Dunia “tulis
menulis” heboh. Seorang kompasianer yang menulis tentang SBY
kemudian “disomasi” oleh seorang pengacara yang “mengaku”
sudah mendapatkan mandat dari SBY.
Peristiwa ini cukup
menarik.
Pertama. Ternyata dunia
maya yang sering “dipinggirkan” sudah masuk kedalam
kehidupan nyata. Dunia “tulis menulis” yang dimuat di
Kompasiana, sebuah “blog” keroyokan” ternyata mampu
menghiasi di dunia era media konvensional. Hampir berbagai media
cetak telah “memberitakan” somasi.
Kedua. Apabila “somasi”
tidak ditanggapi penulis dan kemudian “akan diselesaikan”
secara hukum, maka sudah bisa dipastikan “sang penulis”
akan dilaporkan ke kepolisian. Selain akan digunakan pasal-pasal KUHP
(seperti “penghinaan” atau perbuatan tidak menyenangkan,
tergantung materi apa yang ditemukan penyidik), kemungkinan akan
coba juga diterapkan UU yang lain. Misalnya UU ITE.
Maka momentum penerapan
UU ITE akan “memasuki” dunia baru. UU ITE akan mengalami
ujian yang sesungguhnya. Apakah Kebebasan berpendapat akan dijamin
konstitusi atau kebebasan mengalami kemunduran.
Terlepas dari pasal dan
UU apa yang digunakan, somasi dari Pengacara SBY tidak boleh
dipandang remeh. “Dunia tulis menulis” memasuki masa yang
panjang untuk melihat tegaknya demokrasi.
Ketiga. Dunia tulis
menulis merupakan “kebebasan berekspresi” terutama
menyampaikan gagasan. Terlepas gagasan yang disampaikan berangkat
dari opini, menyampaikan fakta, berbeda pandangan dengan berbagai
pihak, namun dunia tulis menulis “terlalu” agung cuma
diselesaikan hukum.
Tanpa “berkesan”
membela dari sang kompasianer, tulisan yang tidak berangkat dari
opini haruslah dibalas dengan tulisan yang baik. Rasanya tidak elok,
menyelesaikan berbeda pandangan dengan menggunakan pendekatan hukum.
Biarlah hukum mengatur
“urusan” yang berkaitan dengan “ketertiban”.

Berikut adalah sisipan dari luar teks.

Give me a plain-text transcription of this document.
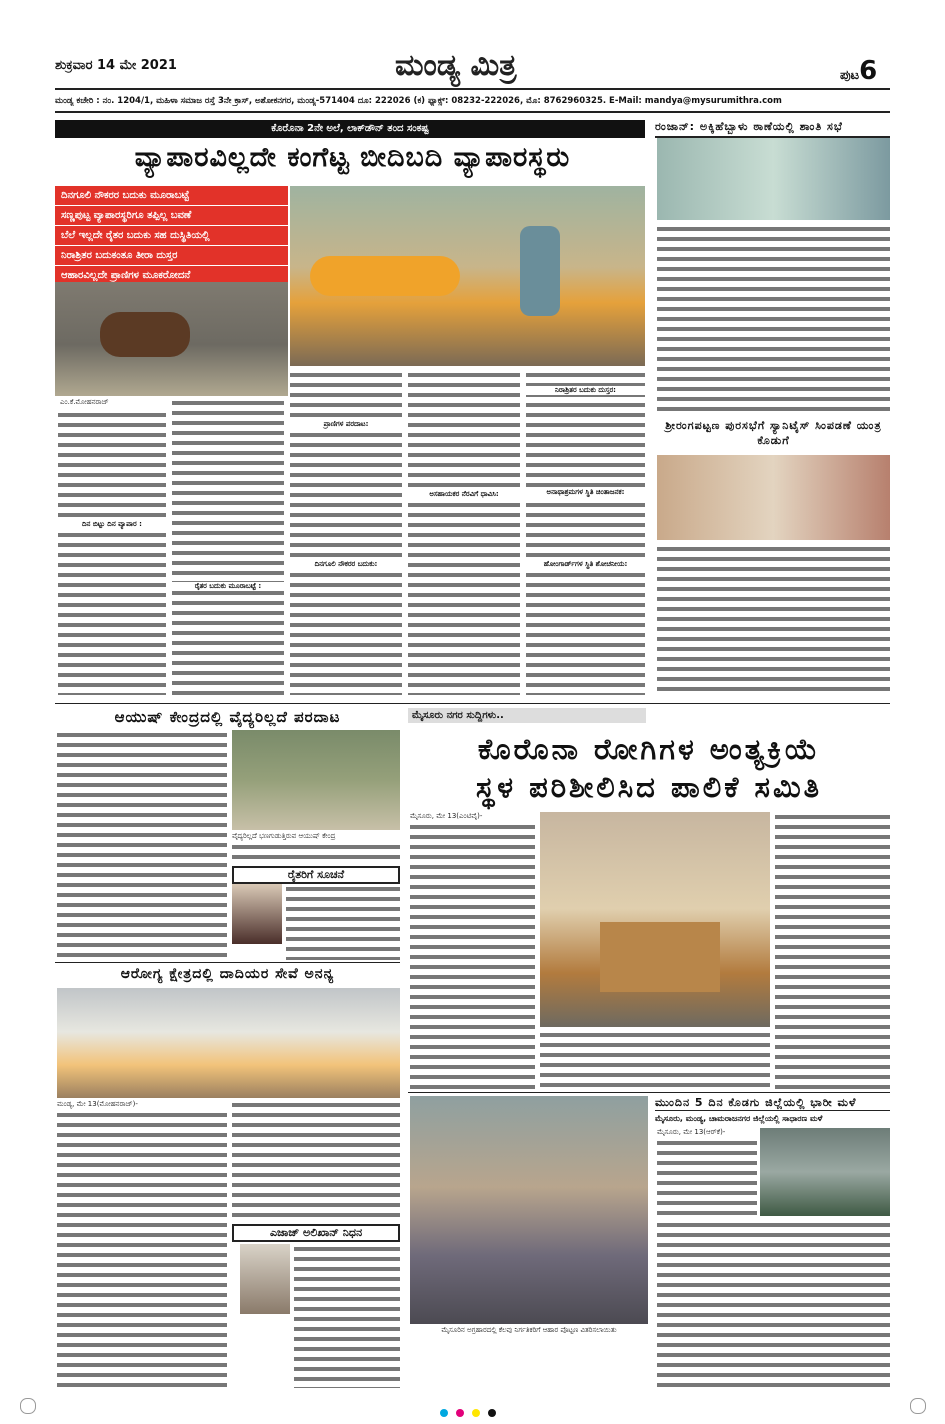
ಶುಕ್ರವಾರ 14 ಮೇ 2021	ಮಂಡ್ಯ ಮಿತ್ರ	ಪುಟ6
ಮಂಡ್ಯ ಕಚೇರಿ : ನಂ. 1204/1, ಮಹಿಳಾ ಸಮಾಜ ರಸ್ತೆ 3ನೇ ಕ್ರಾಸ್, ಅಶೋಕನಗರ, ಮಂಡ್ಯ-571404 ದೂ: 222026 (ಕ) ಫ್ಯಾಕ್ಸ್: 08232-222026, ಮೊ: 8762960325. E-Mail: mandya@mysurumithra.com
ಕೊರೊನಾ 2ನೇ ಅಲೆ, ಲಾಕ್‌ಡೌನ್ ತಂದ ಸಂಕಷ್ಟ
ವ್ಯಾಪಾರವಿಲ್ಲದೇ ಕಂಗೆಟ್ಟ ಬೀದಿಬದಿ ವ್ಯಾಪಾರಸ್ಥರು
ದಿನಗೂಲಿ ನೌಕರರ ಬದುಕು ಮೂರಾಬಟ್ಟೆ
ಸಣ್ಣಪುಟ್ಟ ವ್ಯಾಪಾರಸ್ಥರಿಗೂ ತಪ್ಪಿಲ್ಲ ಬವಣೆ
ಬೆಲೆ ಇಲ್ಲದೇ ರೈತರ ಬದುಕು ಸಹ ದುಸ್ಥಿತಿಯಲ್ಲಿ
ನಿರಾಶ್ರಿತರ ಬದುಕಂತೂ ತೀರಾ ದುಸ್ತರ
ಆಹಾರವಿಲ್ಲದೇ ಪ್ರಾಣಿಗಳ ಮೂಕರೋದನೆ
ಎಂ.ಕೆ.ಮೋಹನರಾಜ್
ದಿನ ಬಿಟ್ಟು ದಿನ ವ್ಯಾಪಾರ :
ರೈತರ ಬದುಕು ಮೂರಾಬಟ್ಟೆ :
ದಿನಗೂಲಿ ನೌಕರರ ಬದುಕು:
ಪ್ರಾಣಿಗಳ ಪರದಾಟ:
ಅಸಹಾಯಕರ ನೆರವಿಗೆ ಧಾವಿಸಿ:
ನಿರಾಶ್ರಿತರ ಬದುಕು ದುಸ್ತರ:
ಅನಾಥಾಶ್ರಮಗಳ ಸ್ಥಿತಿ ಚಿಂತಾಜನಕ:
ಹೋಂಗಾರ್ಡ್‌ಗಳ ಸ್ಥಿತಿ ಶೋಚನೀಯ:
ರಂಜಾನ್: ಅಕ್ಕಿಹೆಬ್ಬಾಳು ಠಾಣೆಯಲ್ಲಿ ಶಾಂತಿ ಸಭೆ
ಶ್ರೀರಂಗಪಟ್ಟಣ ಪುರಸಭೆಗೆ ಸ್ಯಾನಿಟೈಸ್ ಸಿಂಪಡಣೆ ಯಂತ್ರ ಕೊಡುಗೆ
ಆಯುಷ್ ಕೇಂದ್ರದಲ್ಲಿ ವೈದ್ಯರಿಲ್ಲದೆ ಪರದಾಟ
ವೈದ್ಯರಿಲ್ಲದೆ ಭಣಗುಡುತ್ತಿರುವ ಆಯುಷ್ ಕೇಂದ್ರ
ರೈತರಿಗೆ ಸೂಚನೆ
ಆರೋಗ್ಯ ಕ್ಷೇತ್ರದಲ್ಲಿ ದಾದಿಯರ ಸೇವೆ ಅನನ್ಯ
ಮಂಡ್ಯ, ಮೇ 13(ಮೋಹನರಾಜ್)-
ಎಜಾಜ್ ಅಲಿಖಾನ್ ನಿಧನ
ಮೈಸೂರು ನಗರ ಸುದ್ದಿಗಳು..
ಕೊರೊನಾ ರೋಗಿಗಳ ಅಂತ್ಯಕ್ರಿಯೆ
ಸ್ಥಳ ಪರಿಶೀಲಿಸಿದ ಪಾಲಿಕೆ ಸಮಿತಿ
ಮೈಸೂರು, ಮೇ 13(ಎಂಟಿವೈ)-
ಮೈಸೂರಿನ ಅಗ್ರಹಾರದಲ್ಲಿ ಕೆಲವು ನಿರ್ಗತಿಕರಿಗೆ ಆಹಾರ ಪೊಟ್ಟಣ ವಿತರಿಸಲಾಯಿತು
ಮುಂದಿನ 5 ದಿನ ಕೊಡಗು ಜಿಲ್ಲೆಯಲ್ಲಿ ಭಾರೀ ಮಳೆ
ಮೈಸೂರು, ಮಂಡ್ಯ, ಚಾಮರಾಜನಗರ ಜಿಲ್ಲೆಯಲ್ಲಿ ಸಾಧಾರಣ ಮಳೆ
ಮೈಸೂರು, ಮೇ 13(ಆರ್‌ಕೆ)-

Hukum tidak perlu “menyelesaikan” berbagai perbedaan yang
disampaikan gagasan dengan menulis.
Keempat. Terlepas dari
bagaimana fakta yang disampaikan Sang Kompasianer, sudah saatnya
dukungan harus diberikan. Dukungan yang diberikan bukan berkaitan
“apakah tulisan itu benar atau tidak, namun dukungan
diberikan “agar kebebasan berekspresi” tidak boleh mati
atau adanya ketakutan orang untuk menulis.
Kelima. Sudah saatnya
juga admin Kompasianer “mempersiapkan” teknis hukum untuk
memberikan Kepastian terhadap tulisan yang dihasilkan. Apabila
dianggap perlu, admin bisa “menggerakkan” orang untuk
berkumpul, melakukan “investigasi” mendalam terhadap sang
kompasianer, membangun dukungan sehingga “kompasiana” memang
rumah bagi “berbagai blogger yang menuangkan gagasan.
Saya percaya berbagai
gagasan dapat kita baca di Kompasiana. Para Kompasianer sendiri yang
akan menyeleksi siapa 'sang penulis” yang memberikan
berbagai gagasan dan siapa yang cuma “memperkeruh”,
memprovokasi berbagai issu.
Dalam setiap perdebatan
kita bisa “self defensif” menyaring sendiri. Dan kita bisa
juga menangkap gagasan besar, ketulusan sang penulis dan dengan mudah
kita bisa melihat sang kompasianer yang cuma mengeluh atau cuma
fanatisme semu. Semuanya terseleksi sendiri.
Ayo terus menulis.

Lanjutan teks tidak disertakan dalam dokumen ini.